It is difficult to find the words to describe Tom McCall and his impact on Oregon. As the driving force behind protecting what he called the “Oregon mystique,” the former governor helped imagine and create the framework for land use and environmental consciousness that has helped protect Oregon from becoming what he called “a hungry hussy, throwing herself at every stinking smokestack that’s offered.”
McCall may be most famous for a 1971 CBS interview in which he invited people to visit Oregon but added, “But for heavens’ sake, don’t come here to live.” Before entering politics in 1949 as then Gov. McKay’s administrative assistant, McCall was a newspaper reporter, radio and television news analyst and political commentator.
He received the Sigma Delta Chi award in 1962 for outstanding documentary in the United States, Pollution in Paradise. He served as Oregon’s Secretary of State in 1965-66 and served two terms as Governor from 1967-74.

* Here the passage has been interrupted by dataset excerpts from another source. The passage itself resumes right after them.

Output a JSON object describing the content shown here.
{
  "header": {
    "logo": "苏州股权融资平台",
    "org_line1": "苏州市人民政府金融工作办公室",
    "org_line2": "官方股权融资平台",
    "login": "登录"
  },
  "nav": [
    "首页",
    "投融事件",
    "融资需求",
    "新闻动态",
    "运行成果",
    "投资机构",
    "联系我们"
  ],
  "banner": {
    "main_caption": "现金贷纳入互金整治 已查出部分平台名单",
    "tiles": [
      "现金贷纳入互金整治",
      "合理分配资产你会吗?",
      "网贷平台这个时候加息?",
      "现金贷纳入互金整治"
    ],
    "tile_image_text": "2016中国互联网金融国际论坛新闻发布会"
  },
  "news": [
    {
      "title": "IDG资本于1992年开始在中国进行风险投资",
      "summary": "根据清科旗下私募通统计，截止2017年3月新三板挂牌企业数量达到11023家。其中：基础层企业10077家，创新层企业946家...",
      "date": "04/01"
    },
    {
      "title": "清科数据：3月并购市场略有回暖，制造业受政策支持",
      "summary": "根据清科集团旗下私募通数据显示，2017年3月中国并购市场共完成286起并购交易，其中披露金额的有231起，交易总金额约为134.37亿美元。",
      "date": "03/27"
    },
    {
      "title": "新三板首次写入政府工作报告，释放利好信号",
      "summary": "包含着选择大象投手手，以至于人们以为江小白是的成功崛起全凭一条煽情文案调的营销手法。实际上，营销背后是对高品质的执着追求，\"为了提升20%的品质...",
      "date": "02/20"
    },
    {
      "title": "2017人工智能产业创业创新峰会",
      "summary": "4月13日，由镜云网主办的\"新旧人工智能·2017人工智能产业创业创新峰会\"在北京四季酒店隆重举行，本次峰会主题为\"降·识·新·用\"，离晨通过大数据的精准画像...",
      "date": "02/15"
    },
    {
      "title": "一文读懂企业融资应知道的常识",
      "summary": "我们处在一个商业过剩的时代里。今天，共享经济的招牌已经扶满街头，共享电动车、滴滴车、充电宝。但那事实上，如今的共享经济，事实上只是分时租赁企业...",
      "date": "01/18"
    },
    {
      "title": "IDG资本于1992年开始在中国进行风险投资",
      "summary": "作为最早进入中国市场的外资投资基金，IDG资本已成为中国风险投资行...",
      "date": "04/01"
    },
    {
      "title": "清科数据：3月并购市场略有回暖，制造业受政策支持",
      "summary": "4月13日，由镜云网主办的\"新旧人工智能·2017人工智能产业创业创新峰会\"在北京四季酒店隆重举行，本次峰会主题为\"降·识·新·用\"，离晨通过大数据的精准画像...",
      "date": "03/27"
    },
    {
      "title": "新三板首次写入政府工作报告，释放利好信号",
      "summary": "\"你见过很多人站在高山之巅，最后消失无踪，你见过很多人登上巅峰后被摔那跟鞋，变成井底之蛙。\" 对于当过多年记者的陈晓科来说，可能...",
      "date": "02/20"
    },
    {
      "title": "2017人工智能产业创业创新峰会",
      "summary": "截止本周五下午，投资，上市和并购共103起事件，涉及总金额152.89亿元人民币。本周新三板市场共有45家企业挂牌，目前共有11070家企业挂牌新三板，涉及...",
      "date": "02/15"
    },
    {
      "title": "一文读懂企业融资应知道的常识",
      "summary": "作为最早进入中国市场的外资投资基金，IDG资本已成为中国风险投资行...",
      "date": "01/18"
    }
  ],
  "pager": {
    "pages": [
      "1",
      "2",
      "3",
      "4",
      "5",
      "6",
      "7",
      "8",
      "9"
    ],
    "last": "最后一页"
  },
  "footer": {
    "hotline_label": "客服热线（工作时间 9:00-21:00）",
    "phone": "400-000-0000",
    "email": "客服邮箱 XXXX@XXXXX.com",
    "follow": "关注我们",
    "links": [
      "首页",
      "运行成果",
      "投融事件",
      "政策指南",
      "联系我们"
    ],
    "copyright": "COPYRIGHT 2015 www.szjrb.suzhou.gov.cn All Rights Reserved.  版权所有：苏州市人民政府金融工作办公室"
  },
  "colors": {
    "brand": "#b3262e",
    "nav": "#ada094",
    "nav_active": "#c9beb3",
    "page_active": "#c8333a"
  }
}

As governor, McCall is credited with saving Oregon’s beaches, with producing the nation’s first state land-use planning law and first bottle bill, and with spearheading the clean-up of the Willamette River. For his work in protecting Oregon’s natural beauty he was awarded the Audubon Society Medal, The National Wildlife Federation Conservationist of the Year Award, and The Outdoor Life Conservation Award. Tom McCall died in 1983.